## Tuesday, July 24, 2012

### Write your own estimator and bootstrap the standard errors

* Let's imagine that you have some new command that you would like to use and you do not know how to solve the math to calculate the standard errors.

* For instance, two stage quantile regression would be extremely challenging.
clear
set obs 1000

* There is an exogenous component to w which is z
gen z = rnormal()

* There is an endogenous component to w which is v
* It is drawn from a Cauchy distribution.
* See (previous postfor more information on drawing from non-standard distributions.
gen v = tan(_pi*(runiform()-.5))

gen w = z + v

* There is also a standard addative error in the model
* u1 is a portion of the error that is independent of w
* It is drawn from a Cauchy distribution.
gen u1 = tan(_pi*(runiform()-.5))

gen u = (v+u1*3)*5

* Thus y is generated this way
gen y = -14 + 5*w + u

* In a Cauchy distribution the median is defined but the mean and variance are not.
* Thus it is inappropriate and often infeasible to use OLS or many common estimators.

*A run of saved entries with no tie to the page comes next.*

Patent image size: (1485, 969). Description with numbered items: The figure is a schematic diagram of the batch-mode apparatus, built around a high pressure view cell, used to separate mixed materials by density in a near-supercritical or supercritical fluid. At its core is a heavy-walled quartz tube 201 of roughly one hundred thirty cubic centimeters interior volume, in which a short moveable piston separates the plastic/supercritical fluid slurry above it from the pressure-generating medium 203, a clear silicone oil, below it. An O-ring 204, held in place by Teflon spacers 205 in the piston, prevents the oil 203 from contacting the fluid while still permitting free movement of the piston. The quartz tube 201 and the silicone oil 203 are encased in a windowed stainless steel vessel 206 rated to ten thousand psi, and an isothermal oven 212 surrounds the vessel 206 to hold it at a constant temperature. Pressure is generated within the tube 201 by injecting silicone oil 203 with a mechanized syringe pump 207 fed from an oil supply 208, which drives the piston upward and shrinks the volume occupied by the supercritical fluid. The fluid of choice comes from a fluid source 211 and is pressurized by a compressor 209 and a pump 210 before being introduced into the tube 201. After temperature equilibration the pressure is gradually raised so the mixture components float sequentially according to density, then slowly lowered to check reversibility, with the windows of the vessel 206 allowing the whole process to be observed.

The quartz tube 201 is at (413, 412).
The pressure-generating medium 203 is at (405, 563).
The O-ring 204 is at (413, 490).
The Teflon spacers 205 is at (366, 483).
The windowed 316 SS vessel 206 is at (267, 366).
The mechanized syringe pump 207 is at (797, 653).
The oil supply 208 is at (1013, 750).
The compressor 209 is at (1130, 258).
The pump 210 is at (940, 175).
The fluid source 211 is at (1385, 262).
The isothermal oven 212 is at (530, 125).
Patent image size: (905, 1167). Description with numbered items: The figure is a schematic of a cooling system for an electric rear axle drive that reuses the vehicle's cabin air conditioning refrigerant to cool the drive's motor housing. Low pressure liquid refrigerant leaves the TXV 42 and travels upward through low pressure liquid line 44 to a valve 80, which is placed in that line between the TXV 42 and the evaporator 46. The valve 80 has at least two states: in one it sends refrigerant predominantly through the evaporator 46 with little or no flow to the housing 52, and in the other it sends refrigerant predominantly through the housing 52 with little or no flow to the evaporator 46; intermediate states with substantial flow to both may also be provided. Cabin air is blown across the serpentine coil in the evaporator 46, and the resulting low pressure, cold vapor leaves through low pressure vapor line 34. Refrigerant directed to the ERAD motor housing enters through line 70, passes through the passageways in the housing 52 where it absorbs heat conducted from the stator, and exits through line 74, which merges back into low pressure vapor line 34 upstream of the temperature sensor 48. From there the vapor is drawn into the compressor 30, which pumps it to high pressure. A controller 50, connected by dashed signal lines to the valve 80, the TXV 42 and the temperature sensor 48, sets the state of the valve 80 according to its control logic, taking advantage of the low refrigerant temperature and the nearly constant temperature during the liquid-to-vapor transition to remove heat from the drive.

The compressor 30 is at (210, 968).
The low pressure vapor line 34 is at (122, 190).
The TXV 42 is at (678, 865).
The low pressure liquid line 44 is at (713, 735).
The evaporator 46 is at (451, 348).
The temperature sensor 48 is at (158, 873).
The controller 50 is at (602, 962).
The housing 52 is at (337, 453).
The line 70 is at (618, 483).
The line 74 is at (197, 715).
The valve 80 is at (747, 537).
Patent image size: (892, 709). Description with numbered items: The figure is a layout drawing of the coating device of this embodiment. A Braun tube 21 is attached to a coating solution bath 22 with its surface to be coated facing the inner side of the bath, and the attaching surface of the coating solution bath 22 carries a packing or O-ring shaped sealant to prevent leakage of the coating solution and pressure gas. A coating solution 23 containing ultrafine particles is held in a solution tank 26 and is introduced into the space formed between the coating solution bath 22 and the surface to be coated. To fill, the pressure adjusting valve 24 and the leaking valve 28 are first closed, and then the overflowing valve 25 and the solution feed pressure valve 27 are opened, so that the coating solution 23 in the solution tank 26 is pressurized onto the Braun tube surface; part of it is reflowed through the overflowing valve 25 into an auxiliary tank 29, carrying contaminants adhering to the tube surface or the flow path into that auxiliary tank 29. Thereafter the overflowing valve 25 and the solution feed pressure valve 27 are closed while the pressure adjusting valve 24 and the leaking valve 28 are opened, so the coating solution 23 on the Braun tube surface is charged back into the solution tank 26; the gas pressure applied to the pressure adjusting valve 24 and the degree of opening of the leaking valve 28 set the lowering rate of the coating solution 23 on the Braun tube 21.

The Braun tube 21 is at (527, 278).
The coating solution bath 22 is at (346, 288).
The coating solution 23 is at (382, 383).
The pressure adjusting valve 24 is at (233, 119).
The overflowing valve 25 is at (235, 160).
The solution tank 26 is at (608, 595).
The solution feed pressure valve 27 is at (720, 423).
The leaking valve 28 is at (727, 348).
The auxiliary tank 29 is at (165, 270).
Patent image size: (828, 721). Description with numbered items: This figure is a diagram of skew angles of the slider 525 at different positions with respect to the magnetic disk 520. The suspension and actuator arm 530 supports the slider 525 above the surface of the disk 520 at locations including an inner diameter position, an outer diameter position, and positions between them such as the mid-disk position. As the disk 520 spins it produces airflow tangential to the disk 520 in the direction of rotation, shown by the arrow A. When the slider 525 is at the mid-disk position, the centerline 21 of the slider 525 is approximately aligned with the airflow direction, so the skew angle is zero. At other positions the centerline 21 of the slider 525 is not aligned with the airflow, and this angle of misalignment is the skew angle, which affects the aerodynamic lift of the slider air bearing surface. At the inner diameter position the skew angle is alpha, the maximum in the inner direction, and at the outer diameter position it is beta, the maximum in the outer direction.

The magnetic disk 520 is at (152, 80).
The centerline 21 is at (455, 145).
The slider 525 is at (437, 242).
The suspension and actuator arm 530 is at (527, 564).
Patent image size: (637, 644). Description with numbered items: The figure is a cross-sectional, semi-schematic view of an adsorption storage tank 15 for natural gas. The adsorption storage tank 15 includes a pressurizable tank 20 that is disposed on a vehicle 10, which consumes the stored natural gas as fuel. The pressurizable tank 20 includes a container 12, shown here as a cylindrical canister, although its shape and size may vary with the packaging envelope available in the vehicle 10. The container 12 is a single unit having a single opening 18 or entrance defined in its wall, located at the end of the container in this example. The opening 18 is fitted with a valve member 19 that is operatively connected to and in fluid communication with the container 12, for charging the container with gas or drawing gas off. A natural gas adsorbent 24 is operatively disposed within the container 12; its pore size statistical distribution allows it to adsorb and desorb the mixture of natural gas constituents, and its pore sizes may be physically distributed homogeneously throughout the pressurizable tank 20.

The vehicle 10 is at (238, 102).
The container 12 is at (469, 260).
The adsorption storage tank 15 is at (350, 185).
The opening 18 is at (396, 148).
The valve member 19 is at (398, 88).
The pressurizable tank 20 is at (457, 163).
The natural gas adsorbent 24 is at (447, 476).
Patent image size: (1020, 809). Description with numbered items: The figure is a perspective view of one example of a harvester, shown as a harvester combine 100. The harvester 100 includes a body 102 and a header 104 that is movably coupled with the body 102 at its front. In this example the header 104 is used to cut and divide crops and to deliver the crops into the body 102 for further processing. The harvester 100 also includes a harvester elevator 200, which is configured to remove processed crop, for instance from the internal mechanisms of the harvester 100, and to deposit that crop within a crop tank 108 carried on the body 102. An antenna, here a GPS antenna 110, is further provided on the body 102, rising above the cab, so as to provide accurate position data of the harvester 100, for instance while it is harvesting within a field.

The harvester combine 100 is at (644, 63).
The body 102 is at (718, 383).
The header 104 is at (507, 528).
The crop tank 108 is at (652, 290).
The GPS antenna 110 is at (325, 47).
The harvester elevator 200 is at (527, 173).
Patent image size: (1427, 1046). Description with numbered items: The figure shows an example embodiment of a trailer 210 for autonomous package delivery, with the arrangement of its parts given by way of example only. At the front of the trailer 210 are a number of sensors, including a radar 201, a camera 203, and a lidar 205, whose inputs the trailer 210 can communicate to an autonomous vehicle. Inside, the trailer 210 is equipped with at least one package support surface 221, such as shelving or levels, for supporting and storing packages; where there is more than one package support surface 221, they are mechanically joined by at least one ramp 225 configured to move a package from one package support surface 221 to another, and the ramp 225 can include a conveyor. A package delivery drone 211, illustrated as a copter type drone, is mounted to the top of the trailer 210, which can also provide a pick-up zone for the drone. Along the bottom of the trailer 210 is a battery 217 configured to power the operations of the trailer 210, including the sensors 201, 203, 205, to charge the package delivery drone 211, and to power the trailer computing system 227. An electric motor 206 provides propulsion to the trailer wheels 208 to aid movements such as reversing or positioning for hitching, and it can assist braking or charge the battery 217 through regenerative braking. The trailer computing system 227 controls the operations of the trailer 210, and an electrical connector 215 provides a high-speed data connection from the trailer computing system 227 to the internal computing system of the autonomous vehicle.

* Quantile regression however is theoretically justified.

* That said:
reg y w
* Looks like it is working fine.

* But just for the sake of doing the consistent thing:
qreg y w

* We can see that both estimators are heavily biased because of the endogeneity of w.

* We want to estimate a two stage quantile regression
qreg w z

predict w_hat

qreg y w_hat
* It looks pretty good but we need to estimate the standard errors because that generated from just qreg on the predicted values is ignoring the variance in the original prediction.

* We will write a short program:

cap program drop twostageqreg
program define twostageqreg

qreg w z
* First let's drop w_hat if it is already defined
cap drop w_hat

predict w_hat
qreg y w_hat

end

* Now let's bootstrap
bs: twostageqreg

* Our two stage bootstrap looks like it is working pretty well.
* The standard errors are smaller than in the second stage estimate.
* This is somewhat surprising.